3. Ao longo dos anos o PCP tem reclamado medidas de desburocratização e simplificação que permitam realizar a Justiça em tempo útil, meios humanos e materiais para uma investigação mais eficaz, mais e melhor formação e especialização a todos os níveis do sistema. Bem como a modernização do aparelho judiciário, dignificação das profissões jurídicas e das suas condições de trabalho, em ordem a uma melhor qualidade do serviço público de Justiça a prestar aos cidadãos.

Para o PCP a resposta às carências e problemas estruturais do sistema de Justiça não é possível pela via do C. P. Penal, apesar da sua importância. A solução desses problemas exige uma mudança das políticas de desresponsabilização do Estado e de falta de investimento em meios técnicos e materiais ou de afectação e formação de recursos humanos.

Na discussão e votação do Código de Processo Penal o PCP manifestou total oposição às alterações introduzidas ao segredo de Justiça.

Em primeiro lugar pela opção, que vingou, de fazer coincidir o fim do segredo de Justiça com o termo do prazo máximo de duração do inquérito, que pode significar a ineficácia da investigação e da acção penal nos casos da criminalidade mais complexa e organizada. Em casos mais graves e complexos a investigação pode arrastar-se para além dos prazos fixados, situação que, permitindo a automática consulta dos autos, possibilita aos arguidos e seus defensores interferir no objecto de prova e alterar o rumo da investigação.

Em segundo lugar, pela vinculação ao segredo de Justiça de todos aqueles, nomeadamente os jornalistas, que não tendo tido contacto directo com o processo tenham tido conhecimento de elementos a ele pertencentes. Em nossa opinião, esta alteração transforma o acessório em fundamental, optando por centrar atenções em quem possa fazer a sua divulgação e não em quem viole o dever de segredo.

Outras alterações que reputamos graves, e contra as quais igualmente o PCP votou, foram a inclusão no Código das buscas nocturnas, com os abusos que podem propiciar e a criação de uma nova medida cautelar e de polícia, a localização celular fora de processo judicial.
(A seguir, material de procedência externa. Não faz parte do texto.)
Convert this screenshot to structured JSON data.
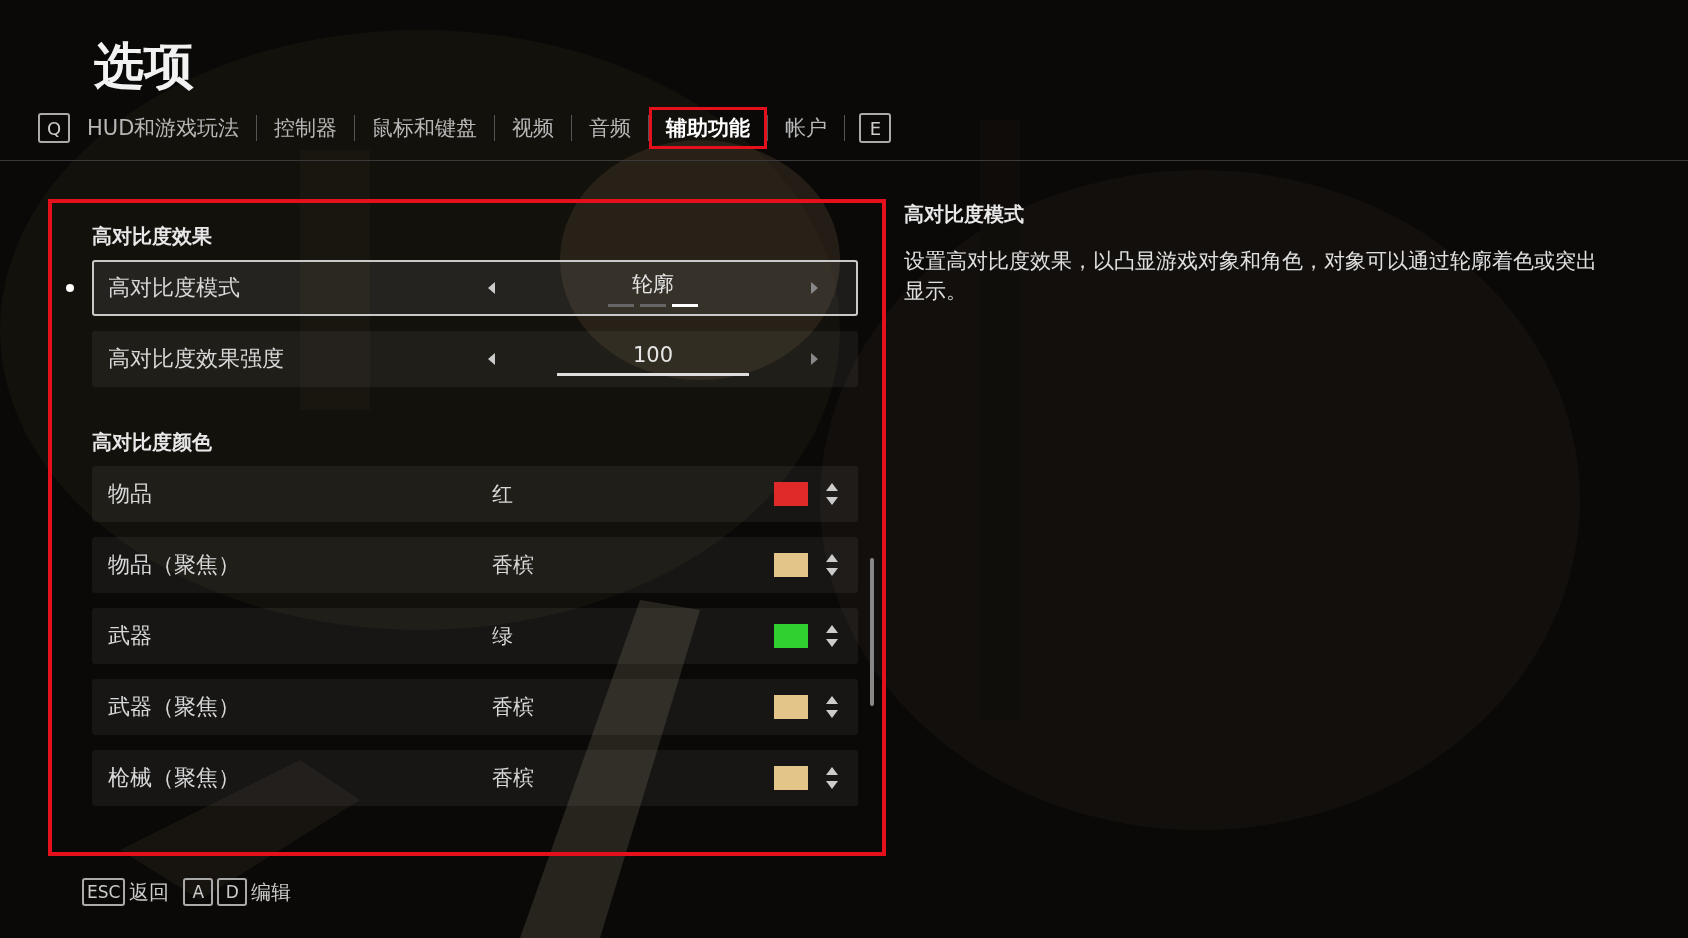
{
  "title": "选项",
  "tab_prev_key": "Q",
  "tabs": [
    {
      "label": "HUD和游戏玩法",
      "selected": false,
      "annotated": false
    },
    {
      "label": "控制器",
      "selected": false,
      "annotated": false
    },
    {
      "label": "鼠标和键盘",
      "selected": false,
      "annotated": false
    },
    {
      "label": "视频",
      "selected": false,
      "annotated": false
    },
    {
      "label": "音频",
      "selected": false,
      "annotated": false
    },
    {
      "label": "辅助功能",
      "selected": true,
      "annotated": true
    },
    {
      "label": "帐户",
      "selected": false,
      "annotated": false
    }
  ],
  "tab_next_key": "E",
  "panel": {
    "annotated": true,
    "sections": [
      {
        "heading": "高对比度效果",
        "rows": [
          {
            "kind": "selector",
            "label": "高对比度模式",
            "value": "轮廓",
            "focused": true,
            "options": [
              {
                "selected": false
              },
              {
                "selected": false
              },
              {
                "selected": true
              }
            ]
          },
          {
            "kind": "slider",
            "label": "高对比度效果强度",
            "value": "100",
            "focused": false,
            "level": 1
          }
        ]
      },
      {
        "heading": "高对比度颜色",
        "rows": [
          {
            "kind": "color",
            "label": "物品",
            "value": "红",
            "focused": false,
            "color": "#e02a2a"
          },
          {
            "kind": "color",
            "label": "物品（聚焦）",
            "value": "香槟",
            "focused": false,
            "color": "#e3c489"
          },
          {
            "kind": "color",
            "label": "武器",
            "value": "绿",
            "focused": false,
            "color": "#2fd02f"
          },
          {
            "kind": "color",
            "label": "武器（聚焦）",
            "value": "香槟",
            "focused": false,
            "color": "#e3c489"
          },
          {
            "kind": "color",
            "label": "枪械（聚焦）",
            "value": "香槟",
            "focused": false,
            "color": "#e3c489"
          }
        ]
      }
    ]
  },
  "description": {
    "heading": "高对比度模式",
    "text": "设置高对比度效果，以凸显游戏对象和角色，对象可以通过轮廓着色或突出显示。"
  },
  "footer": [
    {
      "keys": [
        "ESC"
      ],
      "label": "返回"
    },
    {
      "keys": [
        "A",
        "D"
      ],
      "label": "编辑"
    }
  ]
}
Alterações que, de resto, vão na linha de todo um vasto leque de políticas e medidas securitárias de que o Governo PS se está a tornar campeão.

4. O PCP, que considerou no local próprio que o prazo entre a publicação e a entrada em vigor do Código de Processo Penal era excessivamente curto, entende que se justifica plenamente agir de imediato de forma a impedir efeitos perversos que decorrem da aplicação de algumas disposições desse Código.
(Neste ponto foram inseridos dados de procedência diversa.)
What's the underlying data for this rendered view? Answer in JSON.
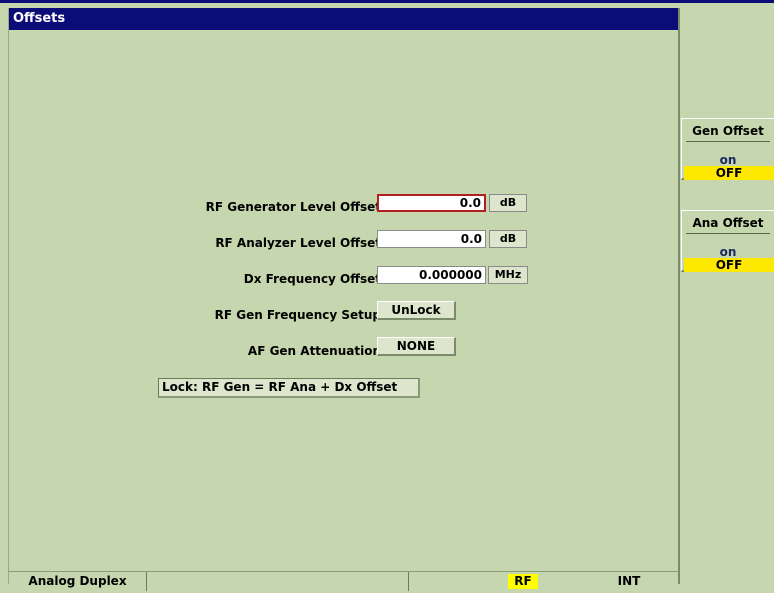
{
  "window": {
    "title": "Offsets"
  },
  "fields": {
    "rf_gen_level": {
      "label": "RF Generator Level Offset",
      "value": "0.0",
      "unit": "dB"
    },
    "rf_ana_level": {
      "label": "RF Analyzer Level Offset",
      "value": "0.0",
      "unit": "dB"
    },
    "dx_freq": {
      "label": "Dx Frequency Offset",
      "value": "0.000000",
      "unit": "MHz"
    },
    "rf_gen_freq_setup": {
      "label": "RF Gen Frequency Setup",
      "value": "UnLock"
    },
    "af_gen_atten": {
      "label": "AF Gen Attenuation",
      "value": "NONE"
    }
  },
  "note": "Lock: RF Gen = RF Ana + Dx Offset",
  "softkeys": [
    {
      "title": "Gen Offset",
      "on_label": "on",
      "off_label": "OFF",
      "selected": "OFF"
    },
    {
      "title": "Ana Offset",
      "on_label": "on",
      "off_label": "OFF",
      "selected": "OFF"
    }
  ],
  "status": {
    "mode": "Analog Duplex",
    "rf": "RF",
    "int": "INT"
  },
  "colors": {
    "title_bg": "#0c0c78",
    "panel_bg": "#c6d6ae",
    "highlight": "#ffe800",
    "active_border": "#b02020"
  }
}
Nesse sentido, o PCP decidiu propor, através do seu Grupo Parlamentar na Assembleia da República, a imediata suspensão da vigência do C. P. Penal por um período de seis meses.
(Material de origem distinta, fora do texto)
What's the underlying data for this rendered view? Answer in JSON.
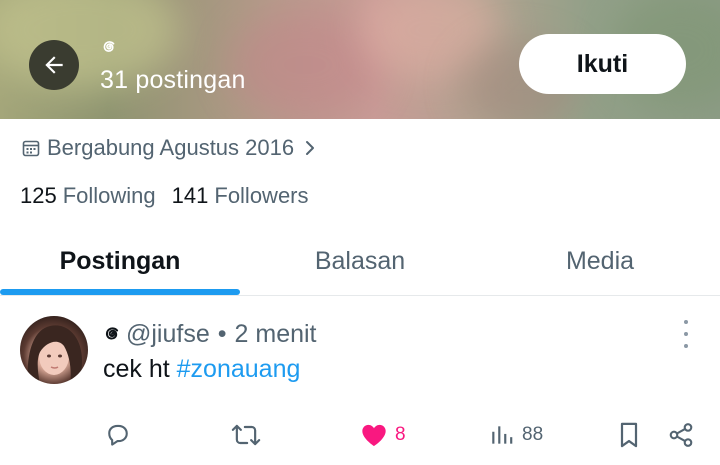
{
  "header": {
    "post_count": "31 postingan",
    "follow_label": "Ikuti",
    "icons": {
      "back": "back-arrow-icon",
      "spiral": "spiral-emoji-icon"
    }
  },
  "profile": {
    "joined": "Bergabung Agustus 2016",
    "following_count": "125",
    "following_label": "Following",
    "followers_count": "141",
    "followers_label": "Followers"
  },
  "tabs": [
    {
      "label": "Postingan",
      "active": true
    },
    {
      "label": "Balasan",
      "active": false
    },
    {
      "label": "Media",
      "active": false
    }
  ],
  "post": {
    "handle": "@jiufse",
    "separator": "•",
    "time": "2 menit",
    "text_plain": "cek ht ",
    "hashtag": "#zonauang",
    "actions": {
      "like_count": "8",
      "view_count": "88"
    }
  },
  "colors": {
    "accent": "#1d9bf0",
    "like": "#f91880",
    "secondary_text": "#536471",
    "primary_text": "#0f1419"
  }
}
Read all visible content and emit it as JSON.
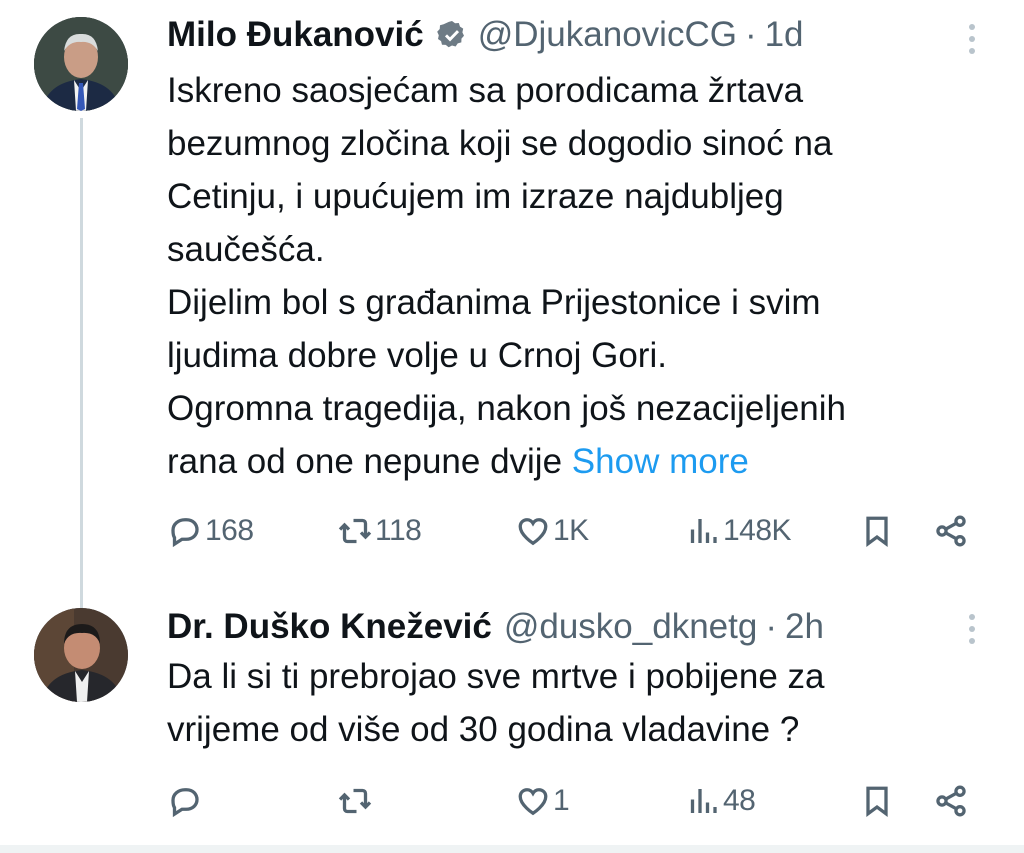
{
  "tweets": [
    {
      "name": "Milo Đukanović",
      "verified": true,
      "handle": "@DjukanovicCG",
      "separator": "·",
      "time": "1d",
      "lines": [
        "Iskreno saosjećam sa  porodicama žrtava",
        "bezumnog zločina koji se dogodio sinoć na",
        "Cetinju, i upućujem im izraze najdubljeg",
        "saučešća.",
        "Dijelim bol s građanima Prijestonice i svim",
        "ljudima dobre volje u Crnoj Gori.",
        "Ogromna tragedija, nakon još nezacijeljenih",
        "rana od one nepune dvije"
      ],
      "show_more": "Show more",
      "stats": {
        "replies": "168",
        "retweets": "118",
        "likes": "1K",
        "views": "148K"
      }
    },
    {
      "name": "Dr. Duško Knežević",
      "verified": false,
      "handle": "@dusko_dknetg",
      "separator": "·",
      "time": "2h",
      "lines": [
        "Da li si ti prebrojao sve mrtve i pobijene za",
        "vrijeme od više od 30 godina vladavine ?"
      ],
      "stats": {
        "replies": "",
        "retweets": "",
        "likes": "1",
        "views": "48"
      }
    }
  ],
  "icons": {
    "reply": "reply-icon",
    "retweet": "retweet-icon",
    "like": "heart-icon",
    "views": "views-icon",
    "bookmark": "bookmark-icon",
    "share": "share-icon",
    "more": "more-options-icon",
    "verified": "verified-badge-icon"
  },
  "colors": {
    "text": "#0f1419",
    "secondary": "#536471",
    "link": "#1d9bf0",
    "thread_line": "#cfd9de"
  }
}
Por três ordens de razões:

. a primeira, no sentido de permitir a completa apreensão pelos operadores judiciários das alterações resultantes da revisão do Código, para a sua correcta e criteriosa aplicação;

. a segunda, para possibilitar a imediata elaboração de um plano de medidas urgentes que dotem o aparelho judiciário dos meios necessários para dar exequibilidade e eficácia à Justiça, em novas condições;

. a terceira, para que possam ser devidamente ponderadas e introduzidas, em tempo útil, alterações que se revelem indispensáveis.